AIC and BIC are similar, but BIC gives a bigger penalty for each additional predictor, so it is used for finding the best “simple” model. This is useful because it makes the model more interpretable. For example:

``````model1 = sm.OLS.from_formula('rent ~ bedrooms + size_sqft + borough', data=rentals).fit()

model2 = sm.OLS.from_formula('rent ~ bedrooms + size_sqft + borough + has_doorman', data=rentals).fit()

print(model1.llf) #Output: -43756.418
print(model2.llf) #Output: -43756.017

print(model1.aic) #Output: 87522.837
print(model2.aic) #Output: 87524.034

print(model1.bic) #Output: 87555.423
print(model2.bic) #Output: 87563.137``````

We see that the log-likelihood for model 2 is slightly larger (better), but the AIC for model 2 is slightly larger (worse), and BIC even more so. Both AIC and BIC would lead us to choose model 1, whereas log-likelihood would lead us to choose model 2.

### Instructions

1.

Two different models have been fit for you in script.py and saved as `model1` and `model2`, respectively.

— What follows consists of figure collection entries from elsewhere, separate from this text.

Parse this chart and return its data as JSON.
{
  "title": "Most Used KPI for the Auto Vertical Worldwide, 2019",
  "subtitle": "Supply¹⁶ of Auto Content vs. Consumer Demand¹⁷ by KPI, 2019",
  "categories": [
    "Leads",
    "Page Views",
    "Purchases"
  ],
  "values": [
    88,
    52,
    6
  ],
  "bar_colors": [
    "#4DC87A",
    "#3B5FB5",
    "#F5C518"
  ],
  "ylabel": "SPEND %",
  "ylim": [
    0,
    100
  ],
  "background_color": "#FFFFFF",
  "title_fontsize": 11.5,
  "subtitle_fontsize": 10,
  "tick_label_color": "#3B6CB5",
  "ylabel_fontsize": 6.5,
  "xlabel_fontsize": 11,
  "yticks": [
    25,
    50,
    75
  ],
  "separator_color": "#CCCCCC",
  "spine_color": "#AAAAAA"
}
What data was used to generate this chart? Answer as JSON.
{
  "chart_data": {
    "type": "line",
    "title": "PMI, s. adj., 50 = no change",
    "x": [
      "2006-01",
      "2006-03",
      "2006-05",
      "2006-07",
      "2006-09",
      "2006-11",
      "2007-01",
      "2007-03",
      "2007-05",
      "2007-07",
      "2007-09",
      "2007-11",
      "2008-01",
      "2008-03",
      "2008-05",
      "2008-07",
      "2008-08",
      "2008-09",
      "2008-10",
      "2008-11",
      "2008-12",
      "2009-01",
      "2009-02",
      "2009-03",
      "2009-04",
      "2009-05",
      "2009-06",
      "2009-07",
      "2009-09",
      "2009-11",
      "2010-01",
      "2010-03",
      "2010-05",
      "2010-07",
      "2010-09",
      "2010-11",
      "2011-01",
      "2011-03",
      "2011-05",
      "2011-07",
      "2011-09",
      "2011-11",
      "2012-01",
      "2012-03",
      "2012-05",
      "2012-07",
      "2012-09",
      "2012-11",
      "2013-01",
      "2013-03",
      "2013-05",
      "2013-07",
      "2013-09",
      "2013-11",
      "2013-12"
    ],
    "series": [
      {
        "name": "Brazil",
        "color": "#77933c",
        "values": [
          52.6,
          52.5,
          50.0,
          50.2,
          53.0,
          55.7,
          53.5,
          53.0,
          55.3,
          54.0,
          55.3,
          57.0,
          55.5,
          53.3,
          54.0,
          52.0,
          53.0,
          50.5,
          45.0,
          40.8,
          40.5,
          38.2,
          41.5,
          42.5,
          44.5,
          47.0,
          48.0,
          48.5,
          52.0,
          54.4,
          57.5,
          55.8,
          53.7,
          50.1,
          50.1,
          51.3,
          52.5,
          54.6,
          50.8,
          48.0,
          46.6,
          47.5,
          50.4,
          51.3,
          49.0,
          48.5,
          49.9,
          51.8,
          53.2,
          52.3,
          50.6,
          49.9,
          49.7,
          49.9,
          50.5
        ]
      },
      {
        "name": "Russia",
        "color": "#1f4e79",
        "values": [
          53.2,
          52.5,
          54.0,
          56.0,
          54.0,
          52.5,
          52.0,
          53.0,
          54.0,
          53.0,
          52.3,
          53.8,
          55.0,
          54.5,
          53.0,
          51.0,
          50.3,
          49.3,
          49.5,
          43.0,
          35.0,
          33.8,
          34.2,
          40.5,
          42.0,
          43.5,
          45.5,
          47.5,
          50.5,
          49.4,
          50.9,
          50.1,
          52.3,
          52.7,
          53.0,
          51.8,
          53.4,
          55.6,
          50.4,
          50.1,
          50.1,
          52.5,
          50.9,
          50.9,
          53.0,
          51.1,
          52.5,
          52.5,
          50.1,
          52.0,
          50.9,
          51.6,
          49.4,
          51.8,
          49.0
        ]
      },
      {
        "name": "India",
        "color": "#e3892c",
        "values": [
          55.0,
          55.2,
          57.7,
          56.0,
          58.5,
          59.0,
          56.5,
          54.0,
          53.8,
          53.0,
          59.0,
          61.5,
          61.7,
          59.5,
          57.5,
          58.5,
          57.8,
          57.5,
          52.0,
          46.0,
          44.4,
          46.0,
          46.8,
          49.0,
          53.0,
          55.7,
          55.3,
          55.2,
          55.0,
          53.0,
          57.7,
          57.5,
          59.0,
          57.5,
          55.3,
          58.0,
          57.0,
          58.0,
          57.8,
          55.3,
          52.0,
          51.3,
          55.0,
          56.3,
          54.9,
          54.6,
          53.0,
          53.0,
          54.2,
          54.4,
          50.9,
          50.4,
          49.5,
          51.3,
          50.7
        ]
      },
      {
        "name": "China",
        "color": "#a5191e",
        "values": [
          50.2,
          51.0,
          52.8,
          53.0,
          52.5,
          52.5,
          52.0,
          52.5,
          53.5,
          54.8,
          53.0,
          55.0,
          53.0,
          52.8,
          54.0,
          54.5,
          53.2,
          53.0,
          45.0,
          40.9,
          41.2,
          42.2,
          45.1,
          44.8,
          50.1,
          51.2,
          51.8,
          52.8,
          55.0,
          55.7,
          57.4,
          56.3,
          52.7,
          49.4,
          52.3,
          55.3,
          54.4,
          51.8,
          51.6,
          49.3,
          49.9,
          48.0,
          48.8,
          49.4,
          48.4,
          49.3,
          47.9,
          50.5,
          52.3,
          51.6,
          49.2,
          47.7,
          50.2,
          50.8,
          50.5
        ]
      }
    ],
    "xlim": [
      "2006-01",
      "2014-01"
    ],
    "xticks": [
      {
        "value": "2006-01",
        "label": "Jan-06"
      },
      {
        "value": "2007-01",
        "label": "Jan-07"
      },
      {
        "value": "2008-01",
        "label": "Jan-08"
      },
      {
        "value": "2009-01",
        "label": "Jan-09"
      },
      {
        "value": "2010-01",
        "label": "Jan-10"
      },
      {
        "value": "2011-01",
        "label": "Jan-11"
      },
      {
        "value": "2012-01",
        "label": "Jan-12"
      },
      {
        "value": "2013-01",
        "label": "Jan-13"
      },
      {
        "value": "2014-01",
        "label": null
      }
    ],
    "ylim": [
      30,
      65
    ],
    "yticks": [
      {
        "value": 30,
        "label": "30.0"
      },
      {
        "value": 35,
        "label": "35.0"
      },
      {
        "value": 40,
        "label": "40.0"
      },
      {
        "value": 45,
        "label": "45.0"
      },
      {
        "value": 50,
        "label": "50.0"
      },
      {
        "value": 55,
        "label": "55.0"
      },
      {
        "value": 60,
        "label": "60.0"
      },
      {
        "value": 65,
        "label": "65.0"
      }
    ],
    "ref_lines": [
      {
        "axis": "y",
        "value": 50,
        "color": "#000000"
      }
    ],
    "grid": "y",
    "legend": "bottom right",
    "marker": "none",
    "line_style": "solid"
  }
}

Print out the log-likelihood for both models.

2.

Based on the log-likelihood values, which model would you choose? Indicate your answer by setting a variable named `which_model_loglik` equal to `1` if you would choose `model1` and equal to `2` if you would choose `model2`.

3.

Print out the AIC for `model1` and `model2`.

4.

Based on the AIC values, which model would you choose? Indicate your answer by setting a variable named `which_model_aic` equal to `1` if you would choose `model1` and equal to `2` if you would choose `model2`.

5.

Print out the BIC for `model1` and `model2`.

6.

Based on the BIC values, which model would you choose? Indicate your answer by setting a variable named `which_model_bic` equal to `1` if you would choose `model1` and equal to `2` if you would choose `model2`.